There are a few devastating facts about malaria, photographer Adam Nadel notes on his website: It’s easily preventable and treatable, it’s a disease of the poor, and it will kill at least 500,000 children this year.
Nadel learned much more about malaria when Peter Newton of the Malaria Consortium approached him about working on a project about the disease. The resulting series, “Malaria: Blood, Sweat, and Tears,” explores malaria’s history, its science, and the people affected by its devastation told primarily through photographs. Since 2010 the exhibition has been shown around the world to gain international support to combat the disease. Nadel said the exhibition isn’t about fundraising but instead is a “traveling educational exhibit.”
Nadel spent about five weeks in the field photographing people living in regions affected by malaria, including Nigeria, Uganda, and Cambodia. Field workers helped secure permits for him or introduced him to people he would then photograph. He had creative control over the entire process.
Already an established photographer who had explored subjects ranging from war and its aftermath to the role of disease and civil unrest, Nadel was a logical choice to work on the project. But he still needed to get a grasp on malaria before he could start. “I did a crash course on malaria’s history, science, and future,” he said. “This is what I proposed the show to be about. It was easily over 100 hours of research and prep prior to even talking about shooting.”
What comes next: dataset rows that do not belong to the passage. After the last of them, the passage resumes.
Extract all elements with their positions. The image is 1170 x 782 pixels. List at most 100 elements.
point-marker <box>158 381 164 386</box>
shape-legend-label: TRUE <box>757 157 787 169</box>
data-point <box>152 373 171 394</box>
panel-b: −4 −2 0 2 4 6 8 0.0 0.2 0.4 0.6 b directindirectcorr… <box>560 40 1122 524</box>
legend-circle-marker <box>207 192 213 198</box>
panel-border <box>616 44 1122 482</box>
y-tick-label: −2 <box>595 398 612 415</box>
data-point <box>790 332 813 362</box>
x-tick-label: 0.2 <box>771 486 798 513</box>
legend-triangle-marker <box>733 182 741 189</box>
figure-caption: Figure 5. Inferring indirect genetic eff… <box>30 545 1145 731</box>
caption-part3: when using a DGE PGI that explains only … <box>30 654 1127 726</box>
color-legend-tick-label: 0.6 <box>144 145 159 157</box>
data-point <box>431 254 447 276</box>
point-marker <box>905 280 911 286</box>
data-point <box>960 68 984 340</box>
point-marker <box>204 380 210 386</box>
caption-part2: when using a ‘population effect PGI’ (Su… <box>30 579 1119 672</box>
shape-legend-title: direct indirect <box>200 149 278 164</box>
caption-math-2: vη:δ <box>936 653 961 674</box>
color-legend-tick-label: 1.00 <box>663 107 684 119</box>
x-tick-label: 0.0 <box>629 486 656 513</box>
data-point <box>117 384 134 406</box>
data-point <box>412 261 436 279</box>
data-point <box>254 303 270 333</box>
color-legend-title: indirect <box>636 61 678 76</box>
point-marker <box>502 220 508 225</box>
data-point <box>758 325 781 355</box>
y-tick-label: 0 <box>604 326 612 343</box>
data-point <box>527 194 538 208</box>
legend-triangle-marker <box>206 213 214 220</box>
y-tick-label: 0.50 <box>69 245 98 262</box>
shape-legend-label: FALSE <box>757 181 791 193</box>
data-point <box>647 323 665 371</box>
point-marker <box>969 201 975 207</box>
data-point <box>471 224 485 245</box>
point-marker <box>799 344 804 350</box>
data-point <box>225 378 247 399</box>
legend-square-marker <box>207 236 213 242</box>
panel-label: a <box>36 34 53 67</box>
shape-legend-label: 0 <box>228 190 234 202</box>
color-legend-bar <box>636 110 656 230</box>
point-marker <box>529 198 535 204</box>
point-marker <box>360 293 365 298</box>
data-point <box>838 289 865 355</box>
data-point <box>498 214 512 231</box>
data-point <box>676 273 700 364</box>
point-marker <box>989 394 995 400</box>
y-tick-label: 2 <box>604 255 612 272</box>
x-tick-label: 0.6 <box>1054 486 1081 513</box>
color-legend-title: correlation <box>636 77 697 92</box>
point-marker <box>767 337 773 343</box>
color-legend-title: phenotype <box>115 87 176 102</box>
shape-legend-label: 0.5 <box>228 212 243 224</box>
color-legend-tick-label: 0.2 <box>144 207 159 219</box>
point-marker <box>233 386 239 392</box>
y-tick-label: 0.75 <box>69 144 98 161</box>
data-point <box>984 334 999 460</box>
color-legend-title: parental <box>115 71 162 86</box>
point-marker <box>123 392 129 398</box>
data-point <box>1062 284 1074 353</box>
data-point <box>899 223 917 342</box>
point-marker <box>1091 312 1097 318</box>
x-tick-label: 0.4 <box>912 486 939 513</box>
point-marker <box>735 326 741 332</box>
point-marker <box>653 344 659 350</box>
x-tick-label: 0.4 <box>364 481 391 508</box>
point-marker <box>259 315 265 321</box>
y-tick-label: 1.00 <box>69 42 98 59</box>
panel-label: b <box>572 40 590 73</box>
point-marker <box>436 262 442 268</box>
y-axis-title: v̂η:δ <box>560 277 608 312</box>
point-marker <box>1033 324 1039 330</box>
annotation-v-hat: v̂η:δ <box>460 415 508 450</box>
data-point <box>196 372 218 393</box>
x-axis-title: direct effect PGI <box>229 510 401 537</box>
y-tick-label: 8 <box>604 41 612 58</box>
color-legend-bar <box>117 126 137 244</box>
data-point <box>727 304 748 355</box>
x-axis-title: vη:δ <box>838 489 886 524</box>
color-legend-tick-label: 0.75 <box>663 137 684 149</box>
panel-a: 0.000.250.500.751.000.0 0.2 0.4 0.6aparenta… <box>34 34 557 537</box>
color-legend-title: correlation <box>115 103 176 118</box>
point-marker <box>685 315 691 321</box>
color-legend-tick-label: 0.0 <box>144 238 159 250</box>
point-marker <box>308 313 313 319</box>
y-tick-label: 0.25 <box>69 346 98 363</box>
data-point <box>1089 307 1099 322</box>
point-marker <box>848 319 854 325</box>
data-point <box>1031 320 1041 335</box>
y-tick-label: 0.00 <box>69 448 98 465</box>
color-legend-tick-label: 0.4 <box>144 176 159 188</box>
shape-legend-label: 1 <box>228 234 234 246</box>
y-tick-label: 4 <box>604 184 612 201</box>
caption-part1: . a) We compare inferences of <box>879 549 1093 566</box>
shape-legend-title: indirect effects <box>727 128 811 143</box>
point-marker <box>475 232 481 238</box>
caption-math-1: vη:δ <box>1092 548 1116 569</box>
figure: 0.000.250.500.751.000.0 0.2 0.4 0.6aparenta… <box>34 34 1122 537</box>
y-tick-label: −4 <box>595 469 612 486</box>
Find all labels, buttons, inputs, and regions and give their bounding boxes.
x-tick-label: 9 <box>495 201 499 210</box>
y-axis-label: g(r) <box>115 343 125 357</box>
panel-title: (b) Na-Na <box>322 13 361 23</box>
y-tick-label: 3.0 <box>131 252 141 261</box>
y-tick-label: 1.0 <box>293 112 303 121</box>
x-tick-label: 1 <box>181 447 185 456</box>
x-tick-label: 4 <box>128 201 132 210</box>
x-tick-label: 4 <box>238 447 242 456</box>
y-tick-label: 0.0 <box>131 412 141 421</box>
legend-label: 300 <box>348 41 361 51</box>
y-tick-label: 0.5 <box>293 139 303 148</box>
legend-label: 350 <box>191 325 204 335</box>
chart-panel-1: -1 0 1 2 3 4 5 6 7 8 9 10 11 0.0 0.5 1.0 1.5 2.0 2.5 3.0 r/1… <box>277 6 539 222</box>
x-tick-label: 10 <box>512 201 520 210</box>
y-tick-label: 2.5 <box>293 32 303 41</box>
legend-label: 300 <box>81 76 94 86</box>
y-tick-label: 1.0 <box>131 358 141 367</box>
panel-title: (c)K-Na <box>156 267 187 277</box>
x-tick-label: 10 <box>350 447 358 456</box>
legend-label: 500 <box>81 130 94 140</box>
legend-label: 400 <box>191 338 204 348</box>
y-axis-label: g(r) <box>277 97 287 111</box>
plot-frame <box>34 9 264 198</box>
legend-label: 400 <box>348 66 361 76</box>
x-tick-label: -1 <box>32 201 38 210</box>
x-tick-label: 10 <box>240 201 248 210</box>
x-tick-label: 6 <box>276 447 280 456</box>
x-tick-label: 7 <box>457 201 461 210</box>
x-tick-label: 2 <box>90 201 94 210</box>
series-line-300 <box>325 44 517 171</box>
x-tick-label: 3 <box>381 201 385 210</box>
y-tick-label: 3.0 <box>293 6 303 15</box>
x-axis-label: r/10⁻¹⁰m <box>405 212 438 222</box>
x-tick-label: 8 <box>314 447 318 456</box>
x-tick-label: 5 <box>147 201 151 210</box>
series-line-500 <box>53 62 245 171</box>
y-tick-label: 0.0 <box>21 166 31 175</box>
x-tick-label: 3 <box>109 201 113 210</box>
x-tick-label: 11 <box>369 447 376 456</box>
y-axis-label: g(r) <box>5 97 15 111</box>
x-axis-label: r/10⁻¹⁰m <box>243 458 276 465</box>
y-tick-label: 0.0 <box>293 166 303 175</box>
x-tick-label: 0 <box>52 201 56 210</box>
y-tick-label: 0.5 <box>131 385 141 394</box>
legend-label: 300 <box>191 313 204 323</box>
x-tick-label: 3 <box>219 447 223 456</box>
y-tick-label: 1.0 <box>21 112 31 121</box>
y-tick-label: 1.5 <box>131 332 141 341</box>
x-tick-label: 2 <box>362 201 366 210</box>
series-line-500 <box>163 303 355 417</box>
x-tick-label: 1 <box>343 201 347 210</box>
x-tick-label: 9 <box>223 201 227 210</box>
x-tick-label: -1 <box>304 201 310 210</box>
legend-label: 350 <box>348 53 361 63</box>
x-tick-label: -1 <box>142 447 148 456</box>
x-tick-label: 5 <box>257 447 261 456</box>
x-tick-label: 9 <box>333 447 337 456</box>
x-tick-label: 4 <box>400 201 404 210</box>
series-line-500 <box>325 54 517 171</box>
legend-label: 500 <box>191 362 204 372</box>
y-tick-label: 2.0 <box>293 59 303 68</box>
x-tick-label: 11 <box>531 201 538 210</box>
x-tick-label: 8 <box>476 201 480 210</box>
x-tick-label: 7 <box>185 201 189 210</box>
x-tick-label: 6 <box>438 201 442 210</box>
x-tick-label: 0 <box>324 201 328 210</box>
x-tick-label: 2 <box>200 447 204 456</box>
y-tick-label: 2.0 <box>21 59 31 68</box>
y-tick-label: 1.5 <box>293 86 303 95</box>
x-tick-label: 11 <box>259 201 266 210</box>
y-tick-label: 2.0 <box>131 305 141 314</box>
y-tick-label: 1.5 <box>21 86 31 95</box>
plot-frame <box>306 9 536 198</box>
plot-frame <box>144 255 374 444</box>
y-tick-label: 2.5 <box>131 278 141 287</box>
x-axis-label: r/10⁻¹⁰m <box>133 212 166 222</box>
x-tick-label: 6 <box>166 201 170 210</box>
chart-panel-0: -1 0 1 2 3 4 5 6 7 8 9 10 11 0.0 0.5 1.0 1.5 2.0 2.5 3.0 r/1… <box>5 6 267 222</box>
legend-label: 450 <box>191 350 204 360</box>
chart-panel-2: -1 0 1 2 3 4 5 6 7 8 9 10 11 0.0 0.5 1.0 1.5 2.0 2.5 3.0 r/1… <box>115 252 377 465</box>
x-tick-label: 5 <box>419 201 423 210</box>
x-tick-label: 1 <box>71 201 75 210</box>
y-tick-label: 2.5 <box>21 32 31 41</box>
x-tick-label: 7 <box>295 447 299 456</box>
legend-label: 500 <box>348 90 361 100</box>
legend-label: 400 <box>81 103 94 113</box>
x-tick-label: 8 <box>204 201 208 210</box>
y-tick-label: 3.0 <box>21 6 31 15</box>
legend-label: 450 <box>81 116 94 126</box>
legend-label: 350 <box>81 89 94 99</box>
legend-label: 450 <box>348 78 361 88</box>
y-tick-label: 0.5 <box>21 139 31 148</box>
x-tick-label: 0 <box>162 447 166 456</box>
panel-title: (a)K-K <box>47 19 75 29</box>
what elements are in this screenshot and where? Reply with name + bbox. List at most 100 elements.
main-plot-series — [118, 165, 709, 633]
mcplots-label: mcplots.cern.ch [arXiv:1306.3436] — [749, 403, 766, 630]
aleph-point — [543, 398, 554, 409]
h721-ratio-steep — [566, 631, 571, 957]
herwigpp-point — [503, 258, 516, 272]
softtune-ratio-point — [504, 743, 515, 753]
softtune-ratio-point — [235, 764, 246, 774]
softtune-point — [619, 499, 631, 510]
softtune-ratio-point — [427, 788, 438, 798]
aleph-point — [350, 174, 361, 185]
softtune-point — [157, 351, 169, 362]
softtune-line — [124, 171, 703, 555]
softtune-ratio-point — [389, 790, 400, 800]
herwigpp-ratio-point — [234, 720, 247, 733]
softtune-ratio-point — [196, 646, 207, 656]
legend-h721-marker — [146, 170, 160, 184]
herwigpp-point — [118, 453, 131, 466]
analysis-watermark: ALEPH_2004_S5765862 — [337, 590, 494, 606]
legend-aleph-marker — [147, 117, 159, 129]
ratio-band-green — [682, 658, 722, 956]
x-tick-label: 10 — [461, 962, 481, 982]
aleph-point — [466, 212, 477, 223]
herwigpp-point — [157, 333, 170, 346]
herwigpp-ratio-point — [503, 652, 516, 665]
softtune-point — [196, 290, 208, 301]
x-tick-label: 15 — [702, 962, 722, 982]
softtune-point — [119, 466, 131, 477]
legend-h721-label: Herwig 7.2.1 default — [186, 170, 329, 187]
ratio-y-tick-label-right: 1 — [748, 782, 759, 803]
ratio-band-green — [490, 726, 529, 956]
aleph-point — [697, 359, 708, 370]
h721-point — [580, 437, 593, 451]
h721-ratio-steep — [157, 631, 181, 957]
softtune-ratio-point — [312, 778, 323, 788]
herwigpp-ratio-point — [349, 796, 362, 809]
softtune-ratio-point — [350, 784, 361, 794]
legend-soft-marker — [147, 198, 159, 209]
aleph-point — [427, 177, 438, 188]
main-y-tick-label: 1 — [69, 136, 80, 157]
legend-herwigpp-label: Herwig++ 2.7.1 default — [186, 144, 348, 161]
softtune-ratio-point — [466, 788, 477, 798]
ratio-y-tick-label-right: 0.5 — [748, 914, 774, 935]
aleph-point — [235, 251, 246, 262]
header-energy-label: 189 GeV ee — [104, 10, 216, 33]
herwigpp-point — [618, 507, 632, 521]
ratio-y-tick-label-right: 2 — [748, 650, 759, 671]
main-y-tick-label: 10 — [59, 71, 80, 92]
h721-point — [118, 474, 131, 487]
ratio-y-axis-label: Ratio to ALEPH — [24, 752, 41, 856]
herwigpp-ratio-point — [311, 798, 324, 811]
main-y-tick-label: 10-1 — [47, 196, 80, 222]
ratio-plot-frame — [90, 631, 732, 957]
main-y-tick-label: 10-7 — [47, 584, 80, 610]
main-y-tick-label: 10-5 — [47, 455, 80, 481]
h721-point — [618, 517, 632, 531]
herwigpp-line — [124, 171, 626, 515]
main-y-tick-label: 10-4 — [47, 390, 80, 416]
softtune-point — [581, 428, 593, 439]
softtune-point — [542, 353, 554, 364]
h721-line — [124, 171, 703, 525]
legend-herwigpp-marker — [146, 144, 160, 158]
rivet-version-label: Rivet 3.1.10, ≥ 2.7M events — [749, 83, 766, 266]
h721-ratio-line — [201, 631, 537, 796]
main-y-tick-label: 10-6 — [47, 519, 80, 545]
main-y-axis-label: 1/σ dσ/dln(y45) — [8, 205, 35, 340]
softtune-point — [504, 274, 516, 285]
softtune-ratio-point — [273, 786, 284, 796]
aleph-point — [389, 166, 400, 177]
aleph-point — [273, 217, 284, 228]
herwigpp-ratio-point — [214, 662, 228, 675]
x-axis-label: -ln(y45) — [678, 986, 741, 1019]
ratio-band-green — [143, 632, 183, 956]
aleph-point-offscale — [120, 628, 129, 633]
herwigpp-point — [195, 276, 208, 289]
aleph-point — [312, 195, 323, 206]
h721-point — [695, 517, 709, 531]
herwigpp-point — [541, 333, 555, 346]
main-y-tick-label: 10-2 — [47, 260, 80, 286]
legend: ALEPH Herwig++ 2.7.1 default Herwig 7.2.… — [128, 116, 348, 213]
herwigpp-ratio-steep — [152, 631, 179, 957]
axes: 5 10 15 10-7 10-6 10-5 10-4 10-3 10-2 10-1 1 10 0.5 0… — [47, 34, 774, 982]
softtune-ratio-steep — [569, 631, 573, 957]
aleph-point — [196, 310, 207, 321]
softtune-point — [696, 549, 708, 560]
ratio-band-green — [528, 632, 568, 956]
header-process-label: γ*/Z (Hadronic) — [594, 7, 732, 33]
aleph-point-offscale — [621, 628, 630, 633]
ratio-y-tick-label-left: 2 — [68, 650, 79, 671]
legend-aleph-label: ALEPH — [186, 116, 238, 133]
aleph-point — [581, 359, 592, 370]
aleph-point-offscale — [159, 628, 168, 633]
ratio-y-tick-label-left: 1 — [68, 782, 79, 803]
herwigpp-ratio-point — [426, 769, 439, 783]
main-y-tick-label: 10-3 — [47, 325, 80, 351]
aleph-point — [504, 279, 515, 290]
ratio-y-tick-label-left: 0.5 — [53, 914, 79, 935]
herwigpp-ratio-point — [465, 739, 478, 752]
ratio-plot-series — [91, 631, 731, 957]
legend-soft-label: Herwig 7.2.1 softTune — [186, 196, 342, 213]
Of course, once the talk of imagery was on the table, style was fully explored. “I joke about aesthetics as an entry drug to the science or history of my subjects,” he said. “Aesthetics that lead to education is the goal. Make a picture that holds the viewers attention due to composition and light, not sensationalism, is the very first step in getting the viewer interested in the educational caption. If I did my job correctly, a viewer would leave the exhibition with more knowledge about malaria than the vast majority of medical professionals in the West.”
The exhibit, first shown at the United Nations headquarters in New York in 2010, has been viewed by approximately 2 million people on three continents and a variety of venues.
Apart from educating himself about the disease, Nadel said working on the project was enlightening for other reasons. “I was constantly reminded how much people sacrificed trying to keep their families safe from these kind of diseases,” he said. “We are talking about countries where people spend over 30 percent of their yearly income to keep their kids and loved ones alive. To keep in prospective, that [amount of money is] a night out for theater and dinner in New York City.”